While exploring generative AI for biology, I set out to build Mímir, a model that could generate new peptide binders from target protein 3D structures. It is based on a fine-tuning of ESM3, a 1.4B-parameter protein language model. I built the full training pipeline myself, from data preparation to training and evaluation on cloud GPUs.

Rather than relying on high-level wrappers or basic tutorials, I developed a complete, custom fine-tuning pipeline from scratch. This involved deploying and training the model end-to-end on cloud infrastructure using a Lightning AI H100 GPU. I had to navigate significant engineering challenges to fit a model of this size into memory, implementing techniques like 8-bit AdamW, gradient checkpointing, Flash Attention, and dynamic bucket batching.

Beyond the engineering, this project allowed me to deeply understand the inner workings of ESM3. I learned how to handle its multi-track input design (sequence, 3D coordinates, and solvent accessibility), how geometric attention processes spatial relationships, and how to design custom loss functions for masked language modeling. Even though the model didn’t fully achieve generalized transfer learning due to the complexities of multi-domain structural representations, going through the entire process - from data pipeline to cloud execution and post-mortem analysis - gave me invaluable hands-on experience with large-scale model training.

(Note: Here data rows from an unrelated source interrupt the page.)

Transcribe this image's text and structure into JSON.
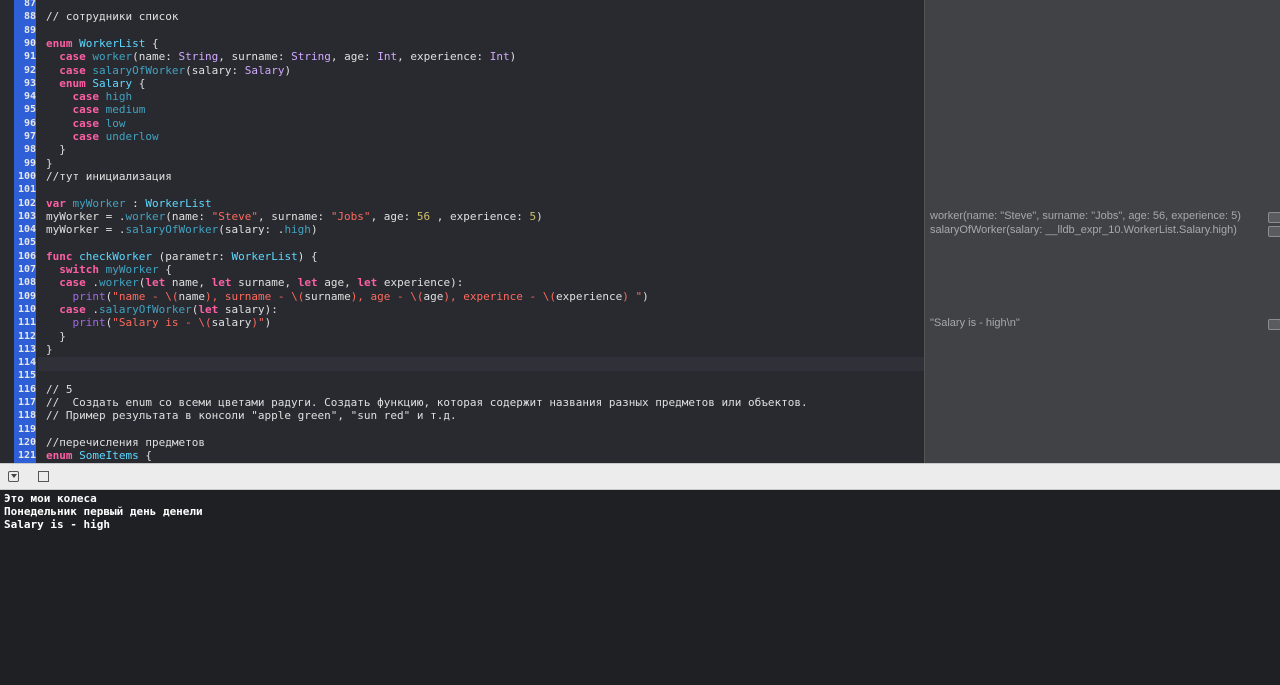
{
  "editor": {
    "line_numbers": [
      "87",
      "88",
      "89",
      "90",
      "91",
      "92",
      "93",
      "94",
      "95",
      "96",
      "97",
      "98",
      "99",
      "100",
      "101",
      "102",
      "103",
      "104",
      "105",
      "106",
      "107",
      "108",
      "109",
      "110",
      "111",
      "112",
      "113",
      "114",
      "115",
      "116",
      "117",
      "118",
      "119",
      "120",
      "121"
    ],
    "tokens": {
      "l88": "// сотрудники список",
      "l90_kw": "enum",
      "l90_name": "WorkerList",
      "l90_rest": " {",
      "l91_kw": "case",
      "l91_fn": "worker",
      "l91_a": "(name: ",
      "l91_t1": "String",
      "l91_b": ", surname: ",
      "l91_t2": "String",
      "l91_c": ", age: ",
      "l91_t3": "Int",
      "l91_d": ", experience: ",
      "l91_t4": "Int",
      "l91_e": ")",
      "l92_kw": "case",
      "l92_fn": "salaryOfWorker",
      "l92_a": "(salary: ",
      "l92_t": "Salary",
      "l92_b": ")",
      "l93_kw": "enum",
      "l93_name": "Salary",
      "l93_rest": " {",
      "l94_kw": "case",
      "l94_v": "high",
      "l95_kw": "case",
      "l95_v": "medium",
      "l96_kw": "case",
      "l96_v": "low",
      "l97_kw": "case",
      "l97_v": "underlow",
      "l98": "}",
      "l99": "}",
      "l100": "//тут инициализация",
      "l102_kw": "var",
      "l102_name": "myWorker",
      "l102_a": " : ",
      "l102_t": "WorkerList",
      "l103_a": "myWorker = .",
      "l103_fn": "worker",
      "l103_b": "(name: ",
      "l103_s1": "\"Steve\"",
      "l103_c": ", surname: ",
      "l103_s2": "\"Jobs\"",
      "l103_d": ", age: ",
      "l103_n1": "56",
      "l103_e": " , experience: ",
      "l103_n2": "5",
      "l103_f": ")",
      "l104_a": "myWorker = .",
      "l104_fn": "salaryOfWorker",
      "l104_b": "(salary: .",
      "l104_v": "high",
      "l104_c": ")",
      "l106_kw": "func",
      "l106_name": "checkWorker",
      "l106_a": " (parametr: ",
      "l106_t": "WorkerList",
      "l106_b": ") {",
      "l107_kw": "switch",
      "l107_v": "myWorker",
      "l107_a": " {",
      "l108_kw": "case",
      "l108_a": " .",
      "l108_fn": "worker",
      "l108_b": "(",
      "l108_k1": "let",
      "l108_c": " name, ",
      "l108_k2": "let",
      "l108_d": " surname, ",
      "l108_k3": "let",
      "l108_e": " age, ",
      "l108_k4": "let",
      "l108_f": " experience):",
      "l109_fn": "print",
      "l109_a": "(",
      "l109_s1": "\"name - \\(",
      "l109_p1": "name",
      "l109_s2": "), surname - \\(",
      "l109_p2": "surname",
      "l109_s3": "), age - \\(",
      "l109_p3": "age",
      "l109_s4": "), experince - \\(",
      "l109_p4": "experience",
      "l109_s5": ") \"",
      "l109_b": ")",
      "l110_kw": "case",
      "l110_a": " .",
      "l110_fn": "salaryOfWorker",
      "l110_b": "(",
      "l110_k": "let",
      "l110_c": " salary):",
      "l111_fn": "print",
      "l111_a": "(",
      "l111_s1": "\"Salary is - \\(",
      "l111_p": "salary",
      "l111_s2": ")\"",
      "l111_b": ")",
      "l112": "}",
      "l113": "}",
      "l116": "// 5",
      "l117": "//  Создать enum со всеми цветами радуги. Создать функцию, которая содержит названия разных предметов или объектов.",
      "l118": "// Пример результата в консоли \"apple green\", \"sun red\" и т.д.",
      "l120": "//перечисления предметов",
      "l121_kw": "enum",
      "l121_name": "SomeItems",
      "l121_rest": " {"
    }
  },
  "results": {
    "r103": "worker(name: \"Steve\", surname: \"Jobs\", age: 56, experience: 5)",
    "r104": "salaryOfWorker(salary: __lldb_expr_10.WorkerList.Salary.high)",
    "r111": "\"Salary is - high\\n\""
  },
  "console": {
    "lines": [
      "Это мои колеса",
      "Понедельник первый день денели",
      "Salary is - high"
    ]
  }
}
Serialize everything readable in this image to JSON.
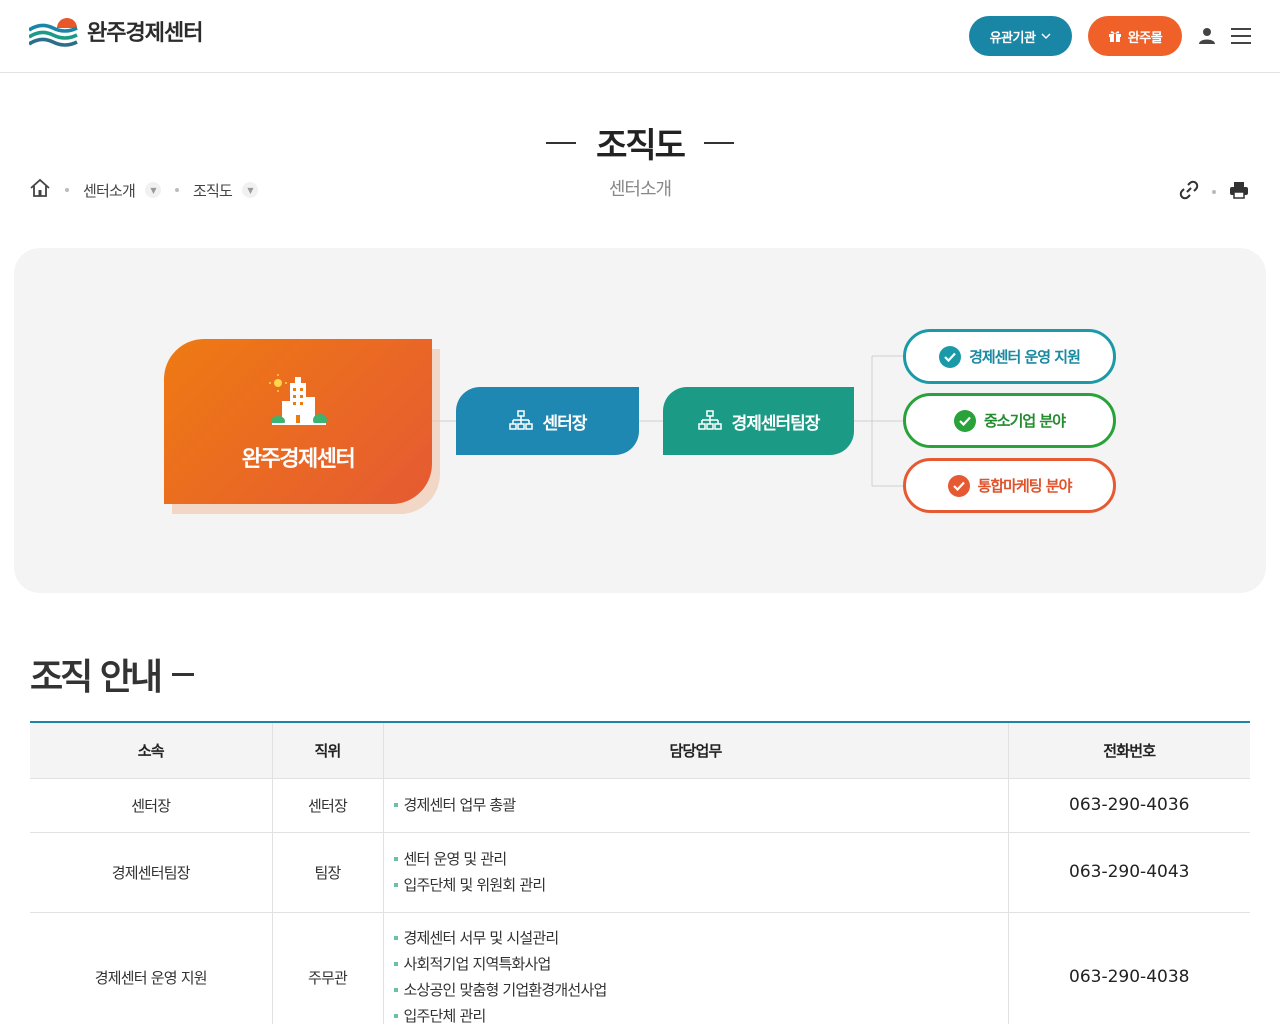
{
  "header": {
    "logo_text": "완주경제센터",
    "related_button": "유관기관",
    "mall_button": "완주몰",
    "icons": {
      "user": "user-icon",
      "menu": "hamburger-menu-icon",
      "gift": "gift-icon",
      "chevron": "chevron-down-icon"
    },
    "colors": {
      "related": "#1a86a6",
      "mall": "#ef6129"
    }
  },
  "page": {
    "title": "조직도",
    "subtitle": "센터소개"
  },
  "breadcrumb": {
    "home_icon": "home-icon",
    "items": [
      "센터소개",
      "조직도"
    ]
  },
  "tools": {
    "share_icon": "link-icon",
    "print_icon": "printer-icon"
  },
  "org_chart": {
    "main": "완주경제센터",
    "center_head": "센터장",
    "team_head": "경제센터팀장",
    "departments": [
      "경제센터 운영 지원",
      "중소기업 분야",
      "통합마케팅 분야"
    ],
    "colors": {
      "main": "#ef7a12",
      "center": "#1f88b2",
      "team": "#1b9b86",
      "dept1": "#1a9aa8",
      "dept2": "#2aa23a",
      "dept3": "#e55a33"
    }
  },
  "section": {
    "title": "조직 안내"
  },
  "table": {
    "headers": [
      "소속",
      "직위",
      "담당업무",
      "전화번호"
    ],
    "rows": [
      {
        "dept": "센터장",
        "position": "센터장",
        "duties": [
          "경제센터 업무 총괄"
        ],
        "phone": "063-290-4036"
      },
      {
        "dept": "경제센터팀장",
        "position": "팀장",
        "duties": [
          "센터 운영 및 관리",
          "입주단체 및 위원회 관리"
        ],
        "phone": "063-290-4043"
      },
      {
        "dept": "경제센터 운영 지원",
        "position": "주무관",
        "duties": [
          "경제센터 서무 및 시설관리",
          "사회적기업 지역특화사업",
          "소상공인 맞춤형 기업환경개선사업",
          "입주단체 관리"
        ],
        "phone": "063-290-4038"
      }
    ]
  }
}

The project, including its design document and a detailed post-mortem, is available on its GitHub repository.

I used a dataset from my past work at EnyoPharma to learn how to fine-tune a model. It contains about 80,000 manually curated scientific publication abstracts labeled by whether they describe protein-protein interactions or not.

Using the Hugging Face library, I fine-tuned a pretrained model into a binary classifier. The goal was not to build a production model, but to go through the full fine-tuning workflow on a real-world dataset and understand where the main improvement levers are.

The study is documented in its GitHub repository and Jupyter notebooks.

I built RAG-URL to explore the architecture of an agentic RAG system end to end.

It covers the full workflow from web scraping and content cleaning to semantic chunking, embeddings, vector search, and LLM-powered interaction.

The system runs in four stages:

• Scrape: Crawls and extracts content into cleaned Markdown files
• Chunk: Uses Gemini to split content into semantically meaningful sections
• Embed: Embeds each chunk with Gemini and stores vectors in LanceDB
• Agent: A CLI chatbot built with PydanticAI, querying the database with Gemini

The pipeline is built around Gemini models and is not yet model-agnostic or extensible.

I created MC Architecture (Master of Ceremony) as an experiment in multi-agent conversations.

Instead of relying on a central controller to direct every exchange, MC Architecture lets agents take turns based on shared context. The interaction model is closer to a group chat where every participant sees the same history, but only one speaks at a time.

The framework is both agent-agnostic and model-agnostic, and acts as a lightweight wrapper around existing AI libraries. I integrated it with PydanticAI, including participant selection logic to keep the dialogue coherent.

I originally created it for creative storytelling and simulation, but it also looked promising for collaborative problem-solving where context awareness and conversational dynamics matter.